Not long ago, riders fueled their Tours de France with over-cooked pasta and tough chicken breast. But just like the era of nine-speed groupsets and hefty aluminum frames, those days are very much resigned to history.

Blandy spoke to Velo shortly after he’d served his multi-national team a pre-grand départ lunch that included carrot soup, couscous with chimichurri dressing, albacore tuna, and a whole lot more.

“I’m always trying to tick the boxes of flavor, nutrition, color, and presentability,” he said. “As long as I get those elements, it works. I find if I follow a Mediterranean-style of cooking – fresh vegetables, herbs, tomatoes, really nice pasta – the guys are generally happy.”

While the riders are not fussy, Blandy is challenged by keeping meals interesting for riders whose potential is powered by what’s on their plates.

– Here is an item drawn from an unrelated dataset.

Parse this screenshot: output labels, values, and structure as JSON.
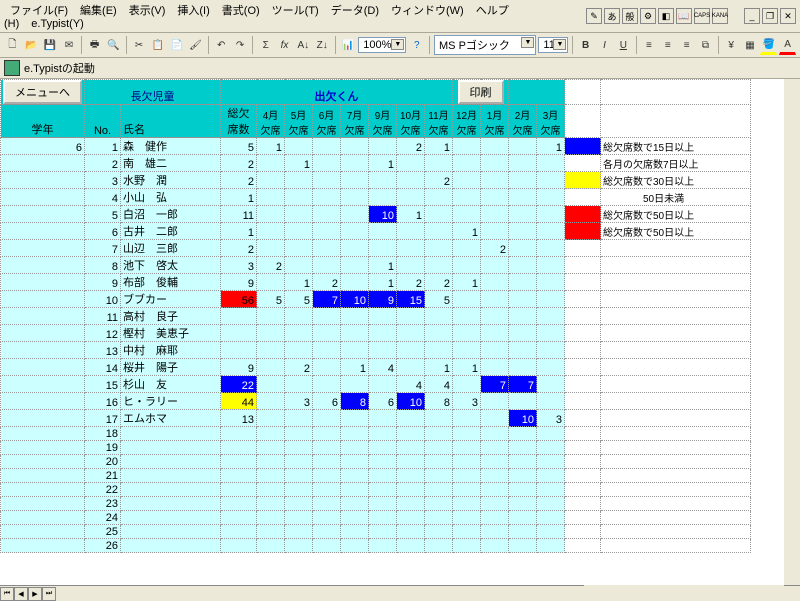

Blandy’s Tour de France week 1 meal plan is a mouthwatering master map that plots peach and halloumi salads, sweet potato wedges, beef filet tagliatelles, Japanese mushrooms, and chia protein puddings into a schedule that keeps riders satiated and savoring more.

“I have to serve those carbs every day, the rice and pasta. So I try to get the variety and mixtures with the soups and desserts,” he said.

“Sometimes, things as simple as different colors keep riders interested and wanting to eat. Soups, smoothies, juices, deserts – they’re the elements you can tinker with. I keep the fundamentals like carbs simple, but bring variety with the rest.”

From finance to the Tour de France

(Photo: Will Tracy)

Blandy has already followed his EF Education-EasyPost crew through the majority of the WorldTour calendar in a relentless schedule that keeps him away from the comforts of home.

But after pivoting away from a career in finance in his early 30s to pursue his culinary passions, cooking carbs remains far more palatable than crunching numbers.

“I love traveling and seeing the world, and we see some of the most beautiful parts of Europe doing this,” he said.

“When I started the job, I had a romantic idea of visiting farmer’s markets and local bakeries, but there’s no time really. But the work is varied, challenging, and satisfying. And I just like looking after people – I like being there for the riders. It feels a privilege to cook for them.”

Blandy is cheffing his eighth-straight grand tour at this Tour de France. In that time, he’s become as crucial as the mechanics, masseuses, and soigneurs that keep EF Education-EasyPost moving.

“I didn’t enjoy working in restaurants because you often don’t get to see the end product and who you’re serving –  you’re stuck at the back,” he said. “With this, you interact with the riders, you feel their appreciation.”